第6回将来ビジョン講座 開催報告
最近、オーラルフレイルという言葉が聞かれるようになり、さまざまな口腔の状況と疾病とのかかわりについて報告されるようになりました。これまで薬剤師と口腔領域との関連性について考えられることは多くありませんでした。しかし、薬剤師の職能の広がりにより、薬剤師として咀嚼、嚥下や口腔ケアについて学んでいく必要があることから、本講座を開催することとなりました。
最初に口腔機能の重要性について、お話しいただきました。口腔機能が変化することで、一般には栄養摂取低下が関与してきます。しかし、その状況が全身に及ぶことを自身の研究データをもとに説明されました。脳神経の活性化から記憶・学習に及んでしまうことにもなるとの内容でした。
次に、オーラルフレイルの概念について説明をいただきました。オーラルフレイルの定義から口腔機能低下症、口腔機能障害への変化について、関連する評価項目(機能)を列挙していただき、症状の様子からどの段階であるのかという分類が明確になりました。オーラルフレイルは口腔の状況によっては40歳代から始まっており、その予防、改善について、常に歯や口腔状態の変化に関心を持ってほしいと話されておりました。その中には、簡易的に咀嚼機能をチェックできる方法も示され、身近に感じる大変興味ある内容でした。

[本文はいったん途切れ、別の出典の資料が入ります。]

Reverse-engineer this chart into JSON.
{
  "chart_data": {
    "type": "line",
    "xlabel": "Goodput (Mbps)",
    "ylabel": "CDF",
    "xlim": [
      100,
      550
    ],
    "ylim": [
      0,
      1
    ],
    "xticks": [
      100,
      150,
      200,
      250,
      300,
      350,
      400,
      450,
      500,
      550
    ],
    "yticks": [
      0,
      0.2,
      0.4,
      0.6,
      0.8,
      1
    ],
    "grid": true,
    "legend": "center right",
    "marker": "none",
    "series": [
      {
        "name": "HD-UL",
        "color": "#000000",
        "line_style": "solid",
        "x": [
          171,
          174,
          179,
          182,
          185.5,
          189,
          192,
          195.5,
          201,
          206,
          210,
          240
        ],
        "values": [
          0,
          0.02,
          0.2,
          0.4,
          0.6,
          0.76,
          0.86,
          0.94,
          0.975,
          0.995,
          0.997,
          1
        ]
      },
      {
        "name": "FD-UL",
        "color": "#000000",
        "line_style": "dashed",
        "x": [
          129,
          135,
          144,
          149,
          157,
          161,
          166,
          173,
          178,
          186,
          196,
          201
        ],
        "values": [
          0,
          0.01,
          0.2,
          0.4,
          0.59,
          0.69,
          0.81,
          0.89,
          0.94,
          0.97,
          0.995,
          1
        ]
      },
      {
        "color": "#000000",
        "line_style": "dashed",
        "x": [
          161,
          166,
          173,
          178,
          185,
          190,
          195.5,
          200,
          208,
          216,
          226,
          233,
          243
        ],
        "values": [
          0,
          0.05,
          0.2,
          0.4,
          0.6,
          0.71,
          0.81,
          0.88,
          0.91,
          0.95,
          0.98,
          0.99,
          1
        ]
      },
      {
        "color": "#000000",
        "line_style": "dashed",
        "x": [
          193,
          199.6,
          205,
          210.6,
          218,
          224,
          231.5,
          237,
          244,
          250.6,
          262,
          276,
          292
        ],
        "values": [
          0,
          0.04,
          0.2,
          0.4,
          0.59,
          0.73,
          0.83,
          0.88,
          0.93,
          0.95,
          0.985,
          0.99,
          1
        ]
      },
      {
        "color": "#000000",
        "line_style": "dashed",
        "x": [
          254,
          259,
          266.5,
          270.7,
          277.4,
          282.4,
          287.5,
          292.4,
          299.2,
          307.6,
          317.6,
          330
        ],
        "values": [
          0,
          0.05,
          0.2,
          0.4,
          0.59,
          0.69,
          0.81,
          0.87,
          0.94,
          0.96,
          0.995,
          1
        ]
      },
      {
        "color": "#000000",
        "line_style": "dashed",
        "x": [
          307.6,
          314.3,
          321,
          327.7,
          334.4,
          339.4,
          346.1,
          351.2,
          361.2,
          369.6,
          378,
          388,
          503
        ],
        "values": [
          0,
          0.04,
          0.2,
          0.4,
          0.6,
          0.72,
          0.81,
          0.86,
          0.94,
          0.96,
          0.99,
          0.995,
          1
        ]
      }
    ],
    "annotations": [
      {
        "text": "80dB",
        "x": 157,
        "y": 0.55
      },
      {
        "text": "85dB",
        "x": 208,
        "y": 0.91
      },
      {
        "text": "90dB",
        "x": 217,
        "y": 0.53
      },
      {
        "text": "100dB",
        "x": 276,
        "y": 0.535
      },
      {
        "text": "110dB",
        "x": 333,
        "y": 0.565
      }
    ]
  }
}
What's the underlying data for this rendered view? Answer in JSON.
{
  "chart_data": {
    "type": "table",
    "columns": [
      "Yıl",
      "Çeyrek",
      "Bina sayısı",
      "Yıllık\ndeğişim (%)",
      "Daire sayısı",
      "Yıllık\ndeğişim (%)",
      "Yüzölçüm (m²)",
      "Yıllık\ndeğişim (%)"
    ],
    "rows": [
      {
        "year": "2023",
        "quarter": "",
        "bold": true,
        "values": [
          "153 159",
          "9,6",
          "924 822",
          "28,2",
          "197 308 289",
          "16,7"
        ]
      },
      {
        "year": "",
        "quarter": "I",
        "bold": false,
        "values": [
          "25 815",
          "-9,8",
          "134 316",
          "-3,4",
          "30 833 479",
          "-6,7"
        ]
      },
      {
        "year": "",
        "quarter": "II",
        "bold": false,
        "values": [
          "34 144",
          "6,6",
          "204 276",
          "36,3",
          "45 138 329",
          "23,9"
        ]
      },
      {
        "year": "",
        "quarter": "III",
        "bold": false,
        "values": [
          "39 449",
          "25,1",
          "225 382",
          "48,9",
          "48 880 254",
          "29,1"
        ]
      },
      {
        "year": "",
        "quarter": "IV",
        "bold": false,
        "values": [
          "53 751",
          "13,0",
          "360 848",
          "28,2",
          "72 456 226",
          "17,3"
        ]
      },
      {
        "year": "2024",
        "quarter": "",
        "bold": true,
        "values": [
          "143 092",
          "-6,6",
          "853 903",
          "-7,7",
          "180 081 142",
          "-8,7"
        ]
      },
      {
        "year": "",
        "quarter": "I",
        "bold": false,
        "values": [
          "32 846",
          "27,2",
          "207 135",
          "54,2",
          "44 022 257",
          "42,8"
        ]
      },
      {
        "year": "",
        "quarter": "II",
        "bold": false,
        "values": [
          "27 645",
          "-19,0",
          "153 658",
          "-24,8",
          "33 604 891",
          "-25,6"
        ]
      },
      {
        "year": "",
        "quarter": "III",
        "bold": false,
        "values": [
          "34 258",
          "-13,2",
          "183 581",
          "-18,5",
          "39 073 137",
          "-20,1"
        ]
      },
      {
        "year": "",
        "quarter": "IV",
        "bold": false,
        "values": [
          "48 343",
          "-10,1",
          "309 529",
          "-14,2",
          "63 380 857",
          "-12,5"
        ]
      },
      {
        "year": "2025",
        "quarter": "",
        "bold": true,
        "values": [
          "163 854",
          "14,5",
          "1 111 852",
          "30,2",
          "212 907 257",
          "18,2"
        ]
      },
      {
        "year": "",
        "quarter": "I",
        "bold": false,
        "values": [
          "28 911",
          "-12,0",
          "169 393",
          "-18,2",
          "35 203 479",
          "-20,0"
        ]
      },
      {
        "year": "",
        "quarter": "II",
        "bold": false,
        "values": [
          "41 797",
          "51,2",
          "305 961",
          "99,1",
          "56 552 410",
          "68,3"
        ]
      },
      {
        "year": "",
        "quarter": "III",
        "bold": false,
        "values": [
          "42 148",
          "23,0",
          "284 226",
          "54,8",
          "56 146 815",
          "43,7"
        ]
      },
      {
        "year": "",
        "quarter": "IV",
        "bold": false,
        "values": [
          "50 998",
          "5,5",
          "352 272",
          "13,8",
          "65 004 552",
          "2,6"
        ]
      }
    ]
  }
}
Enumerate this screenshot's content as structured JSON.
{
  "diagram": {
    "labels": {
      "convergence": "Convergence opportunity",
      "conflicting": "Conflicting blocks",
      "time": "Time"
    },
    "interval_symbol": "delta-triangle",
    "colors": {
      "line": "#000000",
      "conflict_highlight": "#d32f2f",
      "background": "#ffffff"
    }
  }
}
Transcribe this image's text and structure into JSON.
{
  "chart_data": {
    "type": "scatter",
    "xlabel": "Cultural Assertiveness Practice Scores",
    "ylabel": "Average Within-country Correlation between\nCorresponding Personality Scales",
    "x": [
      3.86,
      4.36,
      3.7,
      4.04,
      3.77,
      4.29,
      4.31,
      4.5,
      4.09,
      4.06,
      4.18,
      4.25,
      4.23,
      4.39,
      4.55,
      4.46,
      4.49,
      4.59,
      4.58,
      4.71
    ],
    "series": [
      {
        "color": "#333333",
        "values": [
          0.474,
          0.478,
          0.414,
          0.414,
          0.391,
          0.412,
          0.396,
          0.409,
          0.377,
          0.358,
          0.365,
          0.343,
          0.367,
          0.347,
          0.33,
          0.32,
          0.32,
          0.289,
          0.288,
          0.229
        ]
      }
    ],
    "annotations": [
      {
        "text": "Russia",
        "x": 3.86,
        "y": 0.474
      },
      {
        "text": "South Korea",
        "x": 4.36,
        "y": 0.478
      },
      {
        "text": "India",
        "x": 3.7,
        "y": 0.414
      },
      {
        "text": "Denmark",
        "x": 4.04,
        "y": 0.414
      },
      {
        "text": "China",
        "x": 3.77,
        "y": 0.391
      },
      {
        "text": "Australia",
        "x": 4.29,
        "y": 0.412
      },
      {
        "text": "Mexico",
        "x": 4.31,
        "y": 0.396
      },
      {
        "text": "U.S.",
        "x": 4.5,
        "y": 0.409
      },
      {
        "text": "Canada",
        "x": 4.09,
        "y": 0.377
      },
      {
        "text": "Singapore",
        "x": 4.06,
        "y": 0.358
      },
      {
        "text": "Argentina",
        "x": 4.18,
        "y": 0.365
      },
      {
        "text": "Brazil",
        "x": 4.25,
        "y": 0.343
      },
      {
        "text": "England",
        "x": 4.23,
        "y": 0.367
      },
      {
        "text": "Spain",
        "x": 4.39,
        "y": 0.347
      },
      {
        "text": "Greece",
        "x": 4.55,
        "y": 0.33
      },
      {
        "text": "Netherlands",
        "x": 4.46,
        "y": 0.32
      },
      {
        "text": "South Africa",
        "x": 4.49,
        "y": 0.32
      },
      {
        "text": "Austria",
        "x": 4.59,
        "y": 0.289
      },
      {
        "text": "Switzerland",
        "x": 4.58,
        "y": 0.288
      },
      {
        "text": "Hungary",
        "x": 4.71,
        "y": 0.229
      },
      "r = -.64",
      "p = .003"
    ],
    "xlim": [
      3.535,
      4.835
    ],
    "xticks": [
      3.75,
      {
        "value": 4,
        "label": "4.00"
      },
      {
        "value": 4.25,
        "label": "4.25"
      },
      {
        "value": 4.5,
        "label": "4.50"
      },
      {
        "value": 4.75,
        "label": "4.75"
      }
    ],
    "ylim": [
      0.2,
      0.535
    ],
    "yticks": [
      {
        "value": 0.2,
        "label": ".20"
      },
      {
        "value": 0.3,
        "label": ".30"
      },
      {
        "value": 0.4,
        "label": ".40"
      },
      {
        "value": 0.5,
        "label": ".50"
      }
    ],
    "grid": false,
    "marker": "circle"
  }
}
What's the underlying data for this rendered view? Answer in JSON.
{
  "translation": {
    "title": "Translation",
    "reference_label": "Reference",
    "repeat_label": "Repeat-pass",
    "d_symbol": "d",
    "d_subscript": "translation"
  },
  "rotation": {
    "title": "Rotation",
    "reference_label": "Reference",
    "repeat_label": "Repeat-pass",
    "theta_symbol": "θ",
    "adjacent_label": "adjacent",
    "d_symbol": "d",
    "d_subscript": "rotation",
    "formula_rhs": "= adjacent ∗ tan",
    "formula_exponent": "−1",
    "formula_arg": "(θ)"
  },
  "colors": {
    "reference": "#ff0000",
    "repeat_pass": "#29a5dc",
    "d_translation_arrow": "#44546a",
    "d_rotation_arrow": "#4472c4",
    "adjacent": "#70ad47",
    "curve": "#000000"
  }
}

薬局での相談や在宅医療において、薬剤師が直接利用者(患者)と話しをすることは多くあります。その中から、オーラルフレイルについて情報を得ることもあるのではないでしょうか。先生は義歯の装着により咀嚼機能が改善しているようでも、身体の変化とともに顎が変化することもありメンテナンスが重要であることまた、義歯の間に服薬後の薬剤が残留していることもあると説明されました。オーラルフレイルは進行すると全身機能へ影響をもたらすが、機能回復が可能な領域でもあります。今後、薬剤師がかかわる患者へのケアの一つに、口腔機能との関係が加わっていくことと思います。
~アンケートより~
- オーラルフレイルについて、しっかり学べました。オーラルフレイルについて認知度が低いので、継続して講演してほしい。
- オーラルフレイルの早期発見に介入もできると感じた。
- 咀嚼や嚥下などの口腔機能が全身や生活習慣病にまで影響するというのが興味深かった。
- 口腔機能の重要性、オーラルフレイルについて理解を深めることが出来たと思う。